Tuesday, March 13, 2018

Why aviation regulator DGCA's diktat on A320neo jets will not impact IndiGo's near-term profitability

New Delhi: India’s aviation safety regulator, the Directorate General of Civil Aviation (DGCA), is often criticized for being tardy in decision making. However, in the case of the latest engine trouble with the Airbus A320neo aircraft, the regulator must be commended for taking swift decision to ground 14 jets belonging to two different airlines. Yes, this will lead to many flights either getting cancelled or clubbed, and cause significant inconvenience to passengers even as capacity expansion plans of IndiGo and GoAir are already impacted due to engine issues with this aircraft. Analysts at brokerage Edelweiss said in a note this morning that the grounding of 11 IndiGo aircraft by the DGCA will mean it cedes market share to rival SpiceJet as near term capacity addition plans will also suffer.

The trouble is with the Airbus A320neo aircraft fitted with a particular series of Pratt & Whitney (P&W) engines. Those with even one P&W engine featuring a seal, found to cause vibrations, are no longer allowed to fly. A Bloomberg report said ‘unilateral’ action by the DGCA in grounding the aircraft is at odds with the European Aviation Safety Agency (EASA), the primary regulator for Airbus planes, which repeated its guidance that the jets are safe if they have a single affected turbine. The Indian move comes after three in-service shutdowns of aircraft with one PW1100 engine featuring the seal, two of which occurred in the past week.
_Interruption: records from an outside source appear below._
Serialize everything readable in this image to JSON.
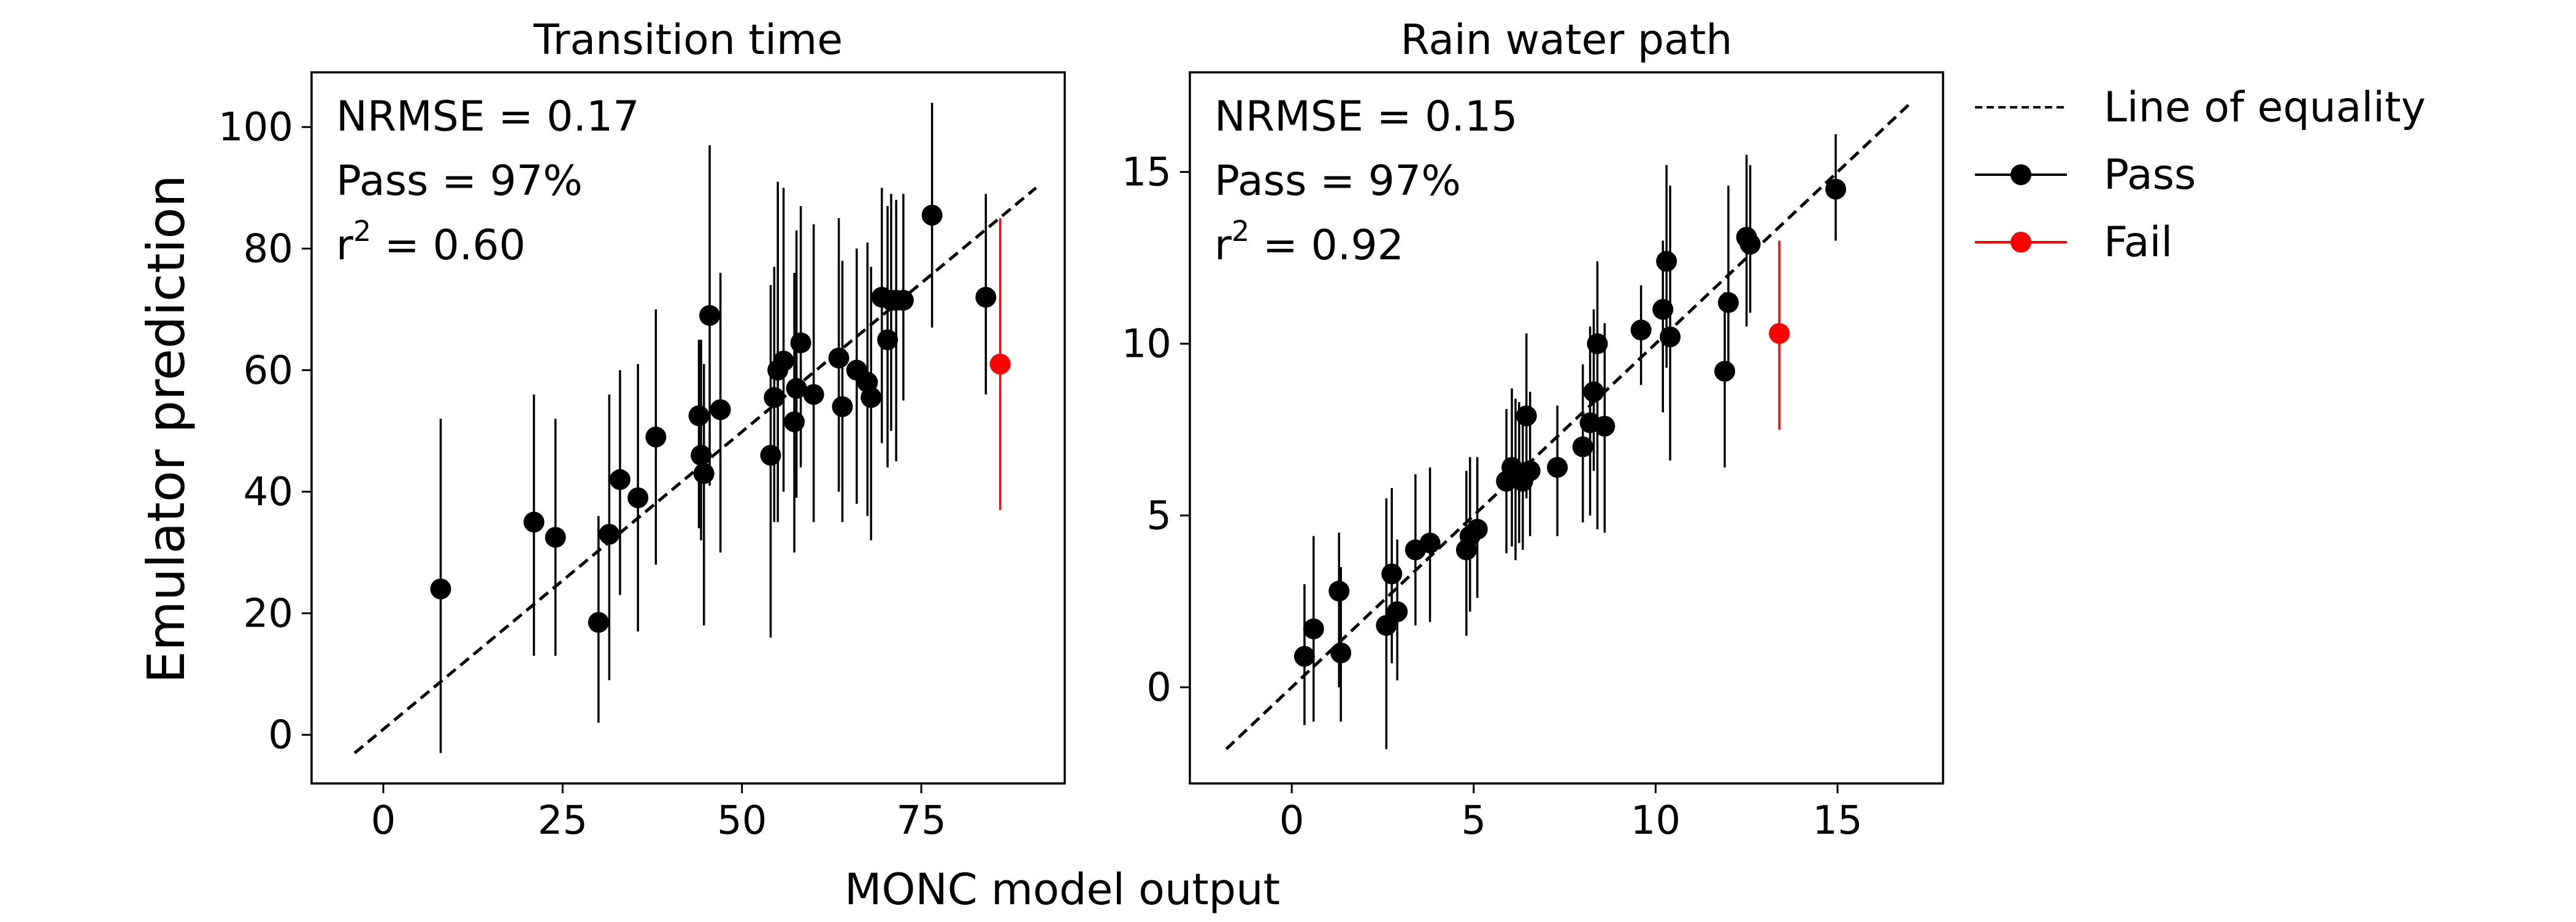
{
  "figure": {
    "ylabel": "Emulator prediction",
    "xlabel": "MONC model output",
    "colors": {
      "pass": "#000000",
      "fail": "#ff0000"
    }
  },
  "legend": {
    "placement": "right, outside axes",
    "items": [
      {
        "key": "equality",
        "label": "Line of equality",
        "style": "dashed-line"
      },
      {
        "key": "pass",
        "label": "Pass",
        "style": "marker-errorbar",
        "color": "#000000"
      },
      {
        "key": "fail",
        "label": "Fail",
        "style": "marker-errorbar",
        "color": "#ff0000"
      }
    ]
  },
  "chart_data": [
    {
      "type": "scatter",
      "title": "Transition time",
      "stats": {
        "nrmse": "NRMSE = 0.17",
        "pass": "Pass = 97%",
        "r2_prefix": "r",
        "r2_sup": "2",
        "r2_suffix": " = 0.60"
      },
      "xlim": [
        -10,
        95
      ],
      "ylim": [
        -8,
        109
      ],
      "xticks": [
        0,
        25,
        50,
        75
      ],
      "yticks": [
        0,
        20,
        40,
        60,
        80,
        100
      ],
      "grid": false,
      "equality_line": [
        [
          -4,
          -3
        ],
        [
          91,
          90
        ]
      ],
      "series": [
        {
          "name": "Pass",
          "color": "#000000",
          "points": [
            {
              "x": 8,
              "y": 24,
              "lo": -3,
              "hi": 52
            },
            {
              "x": 21,
              "y": 35,
              "lo": 13,
              "hi": 56
            },
            {
              "x": 24,
              "y": 32.5,
              "lo": 13,
              "hi": 52
            },
            {
              "x": 30,
              "y": 18.5,
              "lo": 2,
              "hi": 36
            },
            {
              "x": 31.5,
              "y": 33,
              "lo": 9,
              "hi": 56
            },
            {
              "x": 33,
              "y": 42,
              "lo": 23,
              "hi": 60
            },
            {
              "x": 35.5,
              "y": 39,
              "lo": 17,
              "hi": 61
            },
            {
              "x": 38,
              "y": 49,
              "lo": 28,
              "hi": 70
            },
            {
              "x": 44,
              "y": 52.5,
              "lo": 34,
              "hi": 65
            },
            {
              "x": 44.3,
              "y": 46,
              "lo": 32,
              "hi": 65
            },
            {
              "x": 44.7,
              "y": 43,
              "lo": 18,
              "hi": 61
            },
            {
              "x": 45.5,
              "y": 69,
              "lo": 41,
              "hi": 97
            },
            {
              "x": 47,
              "y": 53.5,
              "lo": 30,
              "hi": 76
            },
            {
              "x": 54,
              "y": 46,
              "lo": 16,
              "hi": 74
            },
            {
              "x": 54.5,
              "y": 55.5,
              "lo": 35,
              "hi": 77
            },
            {
              "x": 55,
              "y": 60,
              "lo": 35,
              "hi": 91
            },
            {
              "x": 55.8,
              "y": 61.5,
              "lo": 40,
              "hi": 90
            },
            {
              "x": 57.3,
              "y": 51.5,
              "lo": 30,
              "hi": 76
            },
            {
              "x": 57.6,
              "y": 57,
              "lo": 39,
              "hi": 83
            },
            {
              "x": 58.2,
              "y": 64.5,
              "lo": 44,
              "hi": 87
            },
            {
              "x": 60,
              "y": 56,
              "lo": 35,
              "hi": 84
            },
            {
              "x": 63.5,
              "y": 62,
              "lo": 40,
              "hi": 85
            },
            {
              "x": 64,
              "y": 54,
              "lo": 35,
              "hi": 78
            },
            {
              "x": 66,
              "y": 60,
              "lo": 38,
              "hi": 80
            },
            {
              "x": 67.5,
              "y": 58,
              "lo": 36,
              "hi": 81
            },
            {
              "x": 68,
              "y": 55.5,
              "lo": 32,
              "hi": 77
            },
            {
              "x": 69.5,
              "y": 72,
              "lo": 48,
              "hi": 90
            },
            {
              "x": 70.3,
              "y": 65,
              "lo": 44,
              "hi": 87
            },
            {
              "x": 70.8,
              "y": 71.5,
              "lo": 50,
              "hi": 89
            },
            {
              "x": 71.5,
              "y": 71.5,
              "lo": 45,
              "hi": 88
            },
            {
              "x": 72.5,
              "y": 71.5,
              "lo": 55,
              "hi": 89
            },
            {
              "x": 76.5,
              "y": 85.5,
              "lo": 67,
              "hi": 104
            },
            {
              "x": 84,
              "y": 72,
              "lo": 56,
              "hi": 89
            }
          ]
        },
        {
          "name": "Fail",
          "color": "#ff0000",
          "points": [
            {
              "x": 86,
              "y": 61,
              "lo": 37,
              "hi": 85
            }
          ]
        }
      ]
    },
    {
      "type": "scatter",
      "title": "Rain water path",
      "stats": {
        "nrmse": "NRMSE = 0.15",
        "pass": "Pass = 97%",
        "r2_prefix": "r",
        "r2_sup": "2",
        "r2_suffix": " = 0.92"
      },
      "xlim": [
        -2.8,
        17.9
      ],
      "ylim": [
        -2.8,
        17.9
      ],
      "xticks": [
        0,
        5,
        10,
        15
      ],
      "yticks": [
        0,
        5,
        10,
        15
      ],
      "grid": false,
      "equality_line": [
        [
          -1.8,
          -1.8
        ],
        [
          17.0,
          17.0
        ]
      ],
      "series": [
        {
          "name": "Pass",
          "color": "#000000",
          "points": [
            {
              "x": 0.35,
              "y": 0.9,
              "lo": -1.1,
              "hi": 3.0
            },
            {
              "x": 0.6,
              "y": 1.7,
              "lo": -1.0,
              "hi": 4.4
            },
            {
              "x": 1.3,
              "y": 2.8,
              "lo": 0.0,
              "hi": 4.5
            },
            {
              "x": 1.35,
              "y": 1.0,
              "lo": -1.0,
              "hi": 3.5
            },
            {
              "x": 2.6,
              "y": 1.8,
              "lo": -1.8,
              "hi": 5.5
            },
            {
              "x": 2.75,
              "y": 3.3,
              "lo": 0.7,
              "hi": 5.8
            },
            {
              "x": 2.9,
              "y": 2.2,
              "lo": 0.2,
              "hi": 4.3
            },
            {
              "x": 3.4,
              "y": 4.0,
              "lo": 1.8,
              "hi": 6.2
            },
            {
              "x": 3.8,
              "y": 4.2,
              "lo": 1.9,
              "hi": 6.4
            },
            {
              "x": 4.8,
              "y": 4.0,
              "lo": 1.5,
              "hi": 6.3
            },
            {
              "x": 4.9,
              "y": 4.4,
              "lo": 2.2,
              "hi": 6.7
            },
            {
              "x": 5.1,
              "y": 4.6,
              "lo": 2.6,
              "hi": 6.7
            },
            {
              "x": 5.9,
              "y": 6.0,
              "lo": 3.9,
              "hi": 8.1
            },
            {
              "x": 6.05,
              "y": 6.4,
              "lo": 4.1,
              "hi": 8.7
            },
            {
              "x": 6.15,
              "y": 6.1,
              "lo": 3.7,
              "hi": 8.4
            },
            {
              "x": 6.25,
              "y": 6.2,
              "lo": 4.2,
              "hi": 8.3
            },
            {
              "x": 6.35,
              "y": 6.0,
              "lo": 4.0,
              "hi": 8.0
            },
            {
              "x": 6.45,
              "y": 7.9,
              "lo": 5.5,
              "hi": 10.3
            },
            {
              "x": 6.55,
              "y": 6.3,
              "lo": 4.4,
              "hi": 8.6
            },
            {
              "x": 7.3,
              "y": 6.4,
              "lo": 4.4,
              "hi": 8.2
            },
            {
              "x": 8.0,
              "y": 7.0,
              "lo": 4.8,
              "hi": 9.4
            },
            {
              "x": 8.2,
              "y": 7.7,
              "lo": 5.0,
              "hi": 10.5
            },
            {
              "x": 8.3,
              "y": 8.6,
              "lo": 6.3,
              "hi": 11.0
            },
            {
              "x": 8.4,
              "y": 10.0,
              "lo": 4.6,
              "hi": 12.4
            },
            {
              "x": 8.6,
              "y": 7.6,
              "lo": 4.5,
              "hi": 10.6
            },
            {
              "x": 9.6,
              "y": 10.4,
              "lo": 8.8,
              "hi": 11.7
            },
            {
              "x": 10.2,
              "y": 11.0,
              "lo": 8.0,
              "hi": 13.0
            },
            {
              "x": 10.3,
              "y": 12.4,
              "lo": 9.3,
              "hi": 15.2
            },
            {
              "x": 10.4,
              "y": 10.2,
              "lo": 6.6,
              "hi": 14.6
            },
            {
              "x": 11.9,
              "y": 9.2,
              "lo": 6.4,
              "hi": 11.5
            },
            {
              "x": 12.0,
              "y": 11.2,
              "lo": 9.2,
              "hi": 14.6
            },
            {
              "x": 12.5,
              "y": 13.1,
              "lo": 10.5,
              "hi": 15.5
            },
            {
              "x": 12.6,
              "y": 12.9,
              "lo": 10.9,
              "hi": 15.2
            },
            {
              "x": 14.95,
              "y": 14.5,
              "lo": 13.0,
              "hi": 16.1
            }
          ]
        },
        {
          "name": "Fail",
          "color": "#ff0000",
          "points": [
            {
              "x": 13.4,
              "y": 10.3,
              "lo": 7.5,
              "hi": 13.0
            }
          ]
        }
      ]
    }
  ]
}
As a result of the aircraft on ground (AOG), IndiGo has cancelled 47 flights this morning from destinations such as Delhi, Mumbai, Chennai, Kolkata, Hyderabad, Bangalore, Patna, Srinagar, Bhubaneswar, Amritsar, Srinagar and Guwahati.

This is less than the number of flights initial estimates has suggested would be cancelled, at anywhere between 70-80 flights. But still, these cancellations will lead to some disruption for domestic air travelers, especially since the peak summer rush is just around the corner. At least four in 10 domestic flyers choose IndiGo so the disruption for this airline and its passengers will be more than for GoAir. Vistara, which also flies A320neos, has not been affected because its aircraft are not fitted with the affected P&W engines.

The DGCA has, in a statement, squarely blamed P&W for the groundings, saying “P&W in its latest communication has also not given any firm commitment as to when the issue on the engine post serial number 450 will be resolved and informed that all the affected engines will be replaced by early June 2018. There is no concrete proposal in place to address the issue.”  The regulator said three instances of in-flight shutdown of engines were seen recently: GoAir flight from Leh on 24 February, IndiGo flight from Mumbai on 5 March and then the IndiGo flight from Ahmedabad on 12 March. These prompted the DGCA to order the groundings.
But P&W said: “We are working closely with our customers to minimize disruption. The corrective action has been approved and we have already begun to deliver production engines with the upgraded configuration. We are working to mitigate the AOG situation by the end of the second quarter.”